On the next day we decided to go to Manukan island as i have heard a lot of things about this place. So we took the speedboat there and it was only RM 8 per person and when we arrived there we found out that there was chalets and it looked beautifull and i told my wife lets stay overnight here. I enquired from the receptionist there and the hill slope chalets 2 rooms was at RM 250.00 per night and the beach front 1 room chalets was around RM 350.00 per night. We opted for the hillside and i must say it was a wise decision. Beautifull clear beach and the chalet was beautifull but they could maintain it better.

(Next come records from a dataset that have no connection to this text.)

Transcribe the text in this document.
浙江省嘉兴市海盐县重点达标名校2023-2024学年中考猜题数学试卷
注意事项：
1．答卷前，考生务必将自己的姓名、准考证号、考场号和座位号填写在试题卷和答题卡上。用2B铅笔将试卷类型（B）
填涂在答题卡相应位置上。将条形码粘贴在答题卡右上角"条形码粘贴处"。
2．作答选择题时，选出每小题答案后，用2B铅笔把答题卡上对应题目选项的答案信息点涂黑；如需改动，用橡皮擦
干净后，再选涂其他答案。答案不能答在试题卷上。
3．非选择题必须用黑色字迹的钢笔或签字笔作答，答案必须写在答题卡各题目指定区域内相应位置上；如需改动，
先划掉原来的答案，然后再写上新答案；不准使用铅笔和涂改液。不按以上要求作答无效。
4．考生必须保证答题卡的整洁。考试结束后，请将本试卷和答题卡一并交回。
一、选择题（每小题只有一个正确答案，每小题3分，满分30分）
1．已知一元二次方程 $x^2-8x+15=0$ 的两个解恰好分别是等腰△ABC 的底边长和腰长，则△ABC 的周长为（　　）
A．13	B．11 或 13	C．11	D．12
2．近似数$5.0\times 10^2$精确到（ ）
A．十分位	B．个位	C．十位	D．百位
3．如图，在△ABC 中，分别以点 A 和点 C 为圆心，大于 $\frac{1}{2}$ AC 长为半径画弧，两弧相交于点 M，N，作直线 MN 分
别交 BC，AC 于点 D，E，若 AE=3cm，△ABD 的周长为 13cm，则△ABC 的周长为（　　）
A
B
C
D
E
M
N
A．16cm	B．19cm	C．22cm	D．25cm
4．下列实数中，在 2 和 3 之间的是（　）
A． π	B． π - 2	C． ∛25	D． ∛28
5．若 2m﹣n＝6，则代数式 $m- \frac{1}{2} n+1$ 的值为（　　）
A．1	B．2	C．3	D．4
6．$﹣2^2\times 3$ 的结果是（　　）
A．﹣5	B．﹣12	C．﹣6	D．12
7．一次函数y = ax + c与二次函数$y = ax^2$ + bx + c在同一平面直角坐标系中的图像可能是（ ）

So this year 2009, we are going back to Sabah for our holidays again and i called up Berringis Beach Resort and the said if i was to book it thru the internet it will still be at RM 200, fine. To my shock and horror i called up Sutera Santuary Lodges and guess what the same hill top chalet which i stayed in is now RM 970.00. What, how do you go from RM 250 in 2007 to RM 970 in 2009? So i enquired about the beach front chalets and it's from RM 350 in 2007 to RM 770 in 2009. I told the girl 'looks like sabah isnt having any financial crunch'.
There is no way im paying that kind of money for a room or chalet, it would be a sin.The girl had the cheek to say well just too bad. Sutera Santuary is a rip off and my advice to all travellers is to stay clear from them. Now i understand is that they are running the Mount Kinabalu dorm as well. This is really sad for Malaysia tourism.